Dramatische Szenen spielten sich ab, die so bedrückend waren, dass einige der mehr als 140 eingesetzten Rettungskräfte noch vor Ort von Seelsorgern betreut werden mussten: Patienten standen hilferufend auf den Fensterbrettern im dritten Stock - bereit, eher zu springen, als ein Opfer der Flammen zu werden. Eine schwere Brandschutztür in einem Flur hatte sich, wie für den Notfall vorgesehen, geschlossen, stellte aber ein Hindernis für die Atemschutzträger der Feuerwehr dar, die sich durch Flammen und Rauch zu den eingeschlossenen Patienten vorarbeiteten. Zeitgleich löschten Feuerwehrleute im Freien vom Boden aus nach oben in den dritten Stock - eher ungewöhnlich. Doch die Rettungskräfte wollten damit die bedrohten Patienten beruhigen, ihnen zeigen, dass etwas unternommen wird.

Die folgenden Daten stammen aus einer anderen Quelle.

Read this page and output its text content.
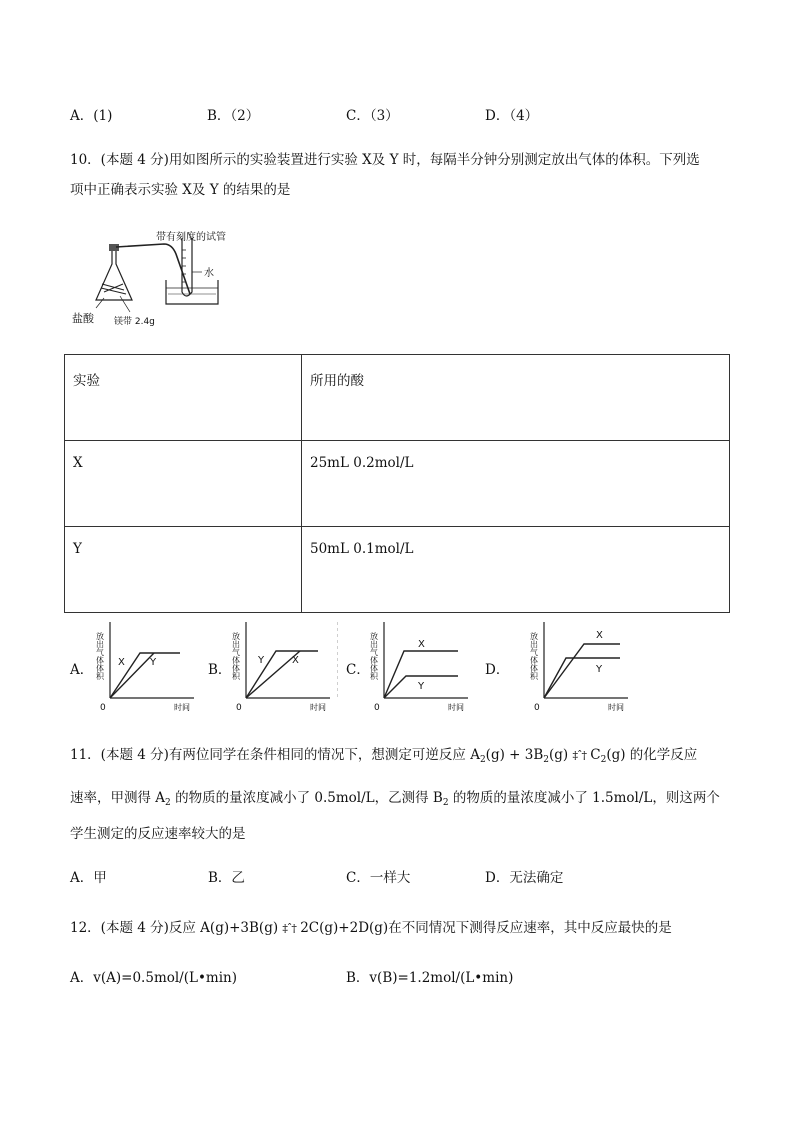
A．(1)	B．（2）	C．（3）	D．（4）
10．(本题 4 分)用如图所示的实验装置进行实验 X及 Y 时，每隔半分钟分别测定放出气体的体积。下列选
项中正确表示实验 X及 Y 的结果的是
带有刻度的试管
水
盐酸 镁带 2.4g
实验	所用的酸
X	25mL 0.2mol/L
Y	50mL 0.1mol/L
A．	B．	C．	D．
放出气体体积 X	Y
0	时间
放出气体体积 Y	X
0	时间
放出气体体积	X
Y
0	时间
放出气体体积	X
Y
0	时间
11．(本题 4 分)有两位同学在条件相同的情况下，想测定可逆反应 $A_2(g) + 3B_2(g)$ ‡ˆ† $C_2(g)$ 的化学反应
速率，甲测得 $A_2$ 的物质的量浓度减小了 0.5mol/L，乙测得 $B_2$ 的物质的量浓度减小了 1.5mol/L，则这两个
学生测定的反应速率较大的是
A．甲	B．乙	C．一样大	D．无法确定
12．(本题 4 分)反应 A(g)+3B(g) ‡ˆ† 2C(g)+2D(g)在不同情况下测得反应速率，其中反应最快的是
A．v(A)=0.5mol/(L•min)	B．v(B)=1.2mol/(L•min)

Viele Menschen konnten in dieser Nacht von Rettungskräften durch die Flure oder über zwei eingesetzte Drehleitern gerettet werden. Fest steht: Ohne den heldenhaften Einsatz der ehrenamtlichen Retter wäre alles noch viel schlimmer gekommen. Die Einsatzkräfte und die Mitarbeiter des Klinikums arbeiteten Hand in Hand. Unter anderem wurde Rettungshubschrauber Christoph 19 aus seinem Hanger am Klinikum gerollt, um dort eine Notaufnahme einzurichten, bevor die Verletzten auf andere Krankenhäuser verteilt wurden.
Drei Feuerwehrleute wurden durch Rauchgasvergiftungen verletzt.
Die Suche nach der Brandursache dauern an. Ein Sprecher der Staatsanwaltschaft: "Die Ermittlungen zum Gesamtablauf der Geschehnisse sind noch nicht abgeschlossen, sodass weiterhin von hier aus derzeit keine Angaben zum Hergang erfolgen."